The case was confirmed Thursday in Lagos State.

8:31 p.m. ET, February 27, 2020

Trump claims the coronavirus will "disappear" eventually

From CNN's Maegan Vazquez

President Donald Trump speaks during an African-American History Month reception in the Cabinet Room of the White House on Feb. 27.
President Donald Trump speaks during an African-American History Month reception in the Cabinet Room of the White House on Feb. 27. Nicholas Kamm/AFP/Getty Images

President Trump expressed optimism Thursday that Coronavirus would eventually be contained and eliminated in the US, even as he acknowledged it could get worse first.

"We have done an incredible job. We’re going to continue," Trump said at an event with attendees of an African-American History Month reception in the Cabinet Room. "It’s going to disappear. One day it’s like a miracle, it will disappear. And from our shores, you know, it could get worse before it gets better. Could maybe go away. We’ll see what happens. Nobody really knows."

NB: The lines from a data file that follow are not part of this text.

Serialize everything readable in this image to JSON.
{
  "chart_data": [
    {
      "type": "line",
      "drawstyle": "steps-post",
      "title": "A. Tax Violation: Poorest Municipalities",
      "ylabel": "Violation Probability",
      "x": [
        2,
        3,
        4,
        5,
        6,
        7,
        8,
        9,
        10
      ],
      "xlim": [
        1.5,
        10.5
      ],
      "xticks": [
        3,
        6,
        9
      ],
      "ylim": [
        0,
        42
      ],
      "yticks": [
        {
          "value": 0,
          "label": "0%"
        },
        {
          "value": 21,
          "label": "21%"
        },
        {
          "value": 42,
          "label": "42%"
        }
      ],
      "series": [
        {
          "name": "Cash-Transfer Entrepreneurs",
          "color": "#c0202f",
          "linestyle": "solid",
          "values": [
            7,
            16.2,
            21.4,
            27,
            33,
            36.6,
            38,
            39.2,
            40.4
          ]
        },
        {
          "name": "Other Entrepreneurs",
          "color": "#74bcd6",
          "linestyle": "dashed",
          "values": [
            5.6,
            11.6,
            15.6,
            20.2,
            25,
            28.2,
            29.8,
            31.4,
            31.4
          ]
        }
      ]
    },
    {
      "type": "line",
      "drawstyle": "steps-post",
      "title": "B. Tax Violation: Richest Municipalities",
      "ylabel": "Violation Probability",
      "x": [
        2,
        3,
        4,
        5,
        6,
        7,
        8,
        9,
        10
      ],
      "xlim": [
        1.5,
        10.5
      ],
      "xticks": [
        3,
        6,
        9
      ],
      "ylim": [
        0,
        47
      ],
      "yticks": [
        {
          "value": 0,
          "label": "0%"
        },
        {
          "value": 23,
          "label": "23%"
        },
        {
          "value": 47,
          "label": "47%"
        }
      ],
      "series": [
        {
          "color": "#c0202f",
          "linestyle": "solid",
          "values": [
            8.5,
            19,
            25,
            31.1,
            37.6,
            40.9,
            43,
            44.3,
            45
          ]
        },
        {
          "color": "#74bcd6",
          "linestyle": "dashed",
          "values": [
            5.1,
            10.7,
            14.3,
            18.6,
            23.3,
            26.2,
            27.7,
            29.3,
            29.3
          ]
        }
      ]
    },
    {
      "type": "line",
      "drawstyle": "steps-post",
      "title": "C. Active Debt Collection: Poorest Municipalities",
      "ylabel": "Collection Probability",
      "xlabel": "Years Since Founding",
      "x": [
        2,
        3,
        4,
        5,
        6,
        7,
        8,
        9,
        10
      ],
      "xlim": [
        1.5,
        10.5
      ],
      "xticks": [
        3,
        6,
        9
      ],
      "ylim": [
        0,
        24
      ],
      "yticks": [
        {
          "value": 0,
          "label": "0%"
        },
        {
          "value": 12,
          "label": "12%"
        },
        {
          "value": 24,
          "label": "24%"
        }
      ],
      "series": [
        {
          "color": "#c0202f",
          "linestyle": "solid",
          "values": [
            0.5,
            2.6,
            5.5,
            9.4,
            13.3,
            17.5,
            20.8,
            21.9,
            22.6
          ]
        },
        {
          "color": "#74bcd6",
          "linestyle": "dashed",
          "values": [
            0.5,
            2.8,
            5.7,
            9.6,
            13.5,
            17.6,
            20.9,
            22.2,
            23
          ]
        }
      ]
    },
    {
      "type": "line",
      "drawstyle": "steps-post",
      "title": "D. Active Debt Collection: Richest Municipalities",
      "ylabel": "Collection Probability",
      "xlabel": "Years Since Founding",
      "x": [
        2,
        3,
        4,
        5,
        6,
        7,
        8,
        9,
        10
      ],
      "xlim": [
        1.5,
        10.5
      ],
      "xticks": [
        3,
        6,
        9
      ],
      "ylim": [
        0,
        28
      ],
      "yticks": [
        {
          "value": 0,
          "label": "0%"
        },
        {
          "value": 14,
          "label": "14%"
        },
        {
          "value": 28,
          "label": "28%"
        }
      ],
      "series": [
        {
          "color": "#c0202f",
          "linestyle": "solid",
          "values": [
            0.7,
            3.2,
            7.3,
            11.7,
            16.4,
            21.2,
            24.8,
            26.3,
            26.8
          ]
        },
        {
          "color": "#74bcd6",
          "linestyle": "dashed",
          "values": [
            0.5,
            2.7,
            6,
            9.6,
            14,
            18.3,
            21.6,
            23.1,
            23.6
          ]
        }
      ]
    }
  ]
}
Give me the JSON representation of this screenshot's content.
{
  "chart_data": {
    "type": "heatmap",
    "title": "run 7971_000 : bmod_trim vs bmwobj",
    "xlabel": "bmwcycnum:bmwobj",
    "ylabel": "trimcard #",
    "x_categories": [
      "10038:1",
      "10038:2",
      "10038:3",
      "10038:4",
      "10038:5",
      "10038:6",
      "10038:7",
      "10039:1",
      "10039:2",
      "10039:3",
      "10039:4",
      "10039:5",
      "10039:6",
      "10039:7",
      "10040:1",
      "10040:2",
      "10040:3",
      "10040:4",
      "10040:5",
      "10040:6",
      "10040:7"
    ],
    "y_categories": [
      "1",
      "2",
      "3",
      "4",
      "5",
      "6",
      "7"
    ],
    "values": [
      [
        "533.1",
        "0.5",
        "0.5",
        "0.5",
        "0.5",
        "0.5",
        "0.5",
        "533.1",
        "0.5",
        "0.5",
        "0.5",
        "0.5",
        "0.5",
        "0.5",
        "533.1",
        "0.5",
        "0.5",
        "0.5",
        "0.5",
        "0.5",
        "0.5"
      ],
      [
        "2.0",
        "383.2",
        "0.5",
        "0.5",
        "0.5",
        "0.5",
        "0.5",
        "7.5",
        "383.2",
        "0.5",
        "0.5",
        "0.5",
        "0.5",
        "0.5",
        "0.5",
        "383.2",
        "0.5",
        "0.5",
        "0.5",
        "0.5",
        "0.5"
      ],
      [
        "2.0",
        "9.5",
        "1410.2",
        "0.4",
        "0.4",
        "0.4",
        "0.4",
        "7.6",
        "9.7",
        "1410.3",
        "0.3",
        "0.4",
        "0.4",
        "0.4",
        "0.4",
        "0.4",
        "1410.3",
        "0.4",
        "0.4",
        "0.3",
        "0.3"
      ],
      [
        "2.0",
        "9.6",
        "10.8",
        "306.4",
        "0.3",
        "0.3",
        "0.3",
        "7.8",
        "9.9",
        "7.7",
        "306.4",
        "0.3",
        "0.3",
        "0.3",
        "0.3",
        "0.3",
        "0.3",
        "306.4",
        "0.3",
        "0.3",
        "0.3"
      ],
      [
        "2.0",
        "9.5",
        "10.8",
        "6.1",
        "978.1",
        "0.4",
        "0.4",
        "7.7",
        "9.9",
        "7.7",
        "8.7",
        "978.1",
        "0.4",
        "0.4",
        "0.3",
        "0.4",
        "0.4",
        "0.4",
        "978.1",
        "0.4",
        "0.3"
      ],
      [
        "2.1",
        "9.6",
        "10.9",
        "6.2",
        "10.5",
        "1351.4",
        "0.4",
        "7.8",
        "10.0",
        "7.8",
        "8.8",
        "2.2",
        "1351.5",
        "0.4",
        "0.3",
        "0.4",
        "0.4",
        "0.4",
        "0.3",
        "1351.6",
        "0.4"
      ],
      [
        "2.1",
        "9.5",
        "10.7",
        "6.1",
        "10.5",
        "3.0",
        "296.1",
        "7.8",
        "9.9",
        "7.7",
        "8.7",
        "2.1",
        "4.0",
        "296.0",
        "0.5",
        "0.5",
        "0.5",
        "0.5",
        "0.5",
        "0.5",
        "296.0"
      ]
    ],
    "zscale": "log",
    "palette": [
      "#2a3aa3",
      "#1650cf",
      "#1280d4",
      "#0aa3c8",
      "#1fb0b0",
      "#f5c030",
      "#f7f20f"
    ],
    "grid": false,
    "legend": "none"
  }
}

Trump called his Wednesday appearance before the White House press corps “a really good press conference.”

“One of the advantages is that I get covered live,” he added. “It was a calming press conference.”

He also claimed the media won’t give the administration “credit” for a successful response to the coronavirus.

The President also said that the federal government was busy preparing for the coronavirus while Democrats were working on impeachment.

“While they were working on impeachment, we were working on doing this. Because we were hearing about it,” he said.

6:46 p.m. ET, February 27, 2020

Former top US health official urges preparation for coronavirus pandemic

From CNN's Shelby Lin Erdman 

Dr. Thomas Frieden, the former director of the US Centers for Disease Control and Prevention, told CNN’s Wolf Blitzer today that he couldn’t comment on a whistleblower in the Department of Health and Human Services who contends HHS workers handled coronavirus evacuees from Wuhan, China, without the proper protective gear until he reads the complaint.

Instead, Frieden stressed what other top health officials have been saying for the past week, that the virus is going to spread in the US.

“The bigger picture here is it has become clear over the past few days that a pandemic is inevitable. What’s not certain is how severe it will be. There are mild pandemics, moderate and severe,” Frieden said.

He said the Trump administration’s request for $2.5 billion to fight the outbreak is key.

“What we can do now is prepare in the society, generally, in our health care settings, in the government – and one of the key things to track in this next week is what happens with the supplemental funding for this, because that will determine how robust the US response can be.”

By the numbers: A 15th case of the coronavirus, confirmed in a woman in California on Wednesday, could potentially represent the beginning of the virus’ spread in the community, something the CDC has been warning about for weeks.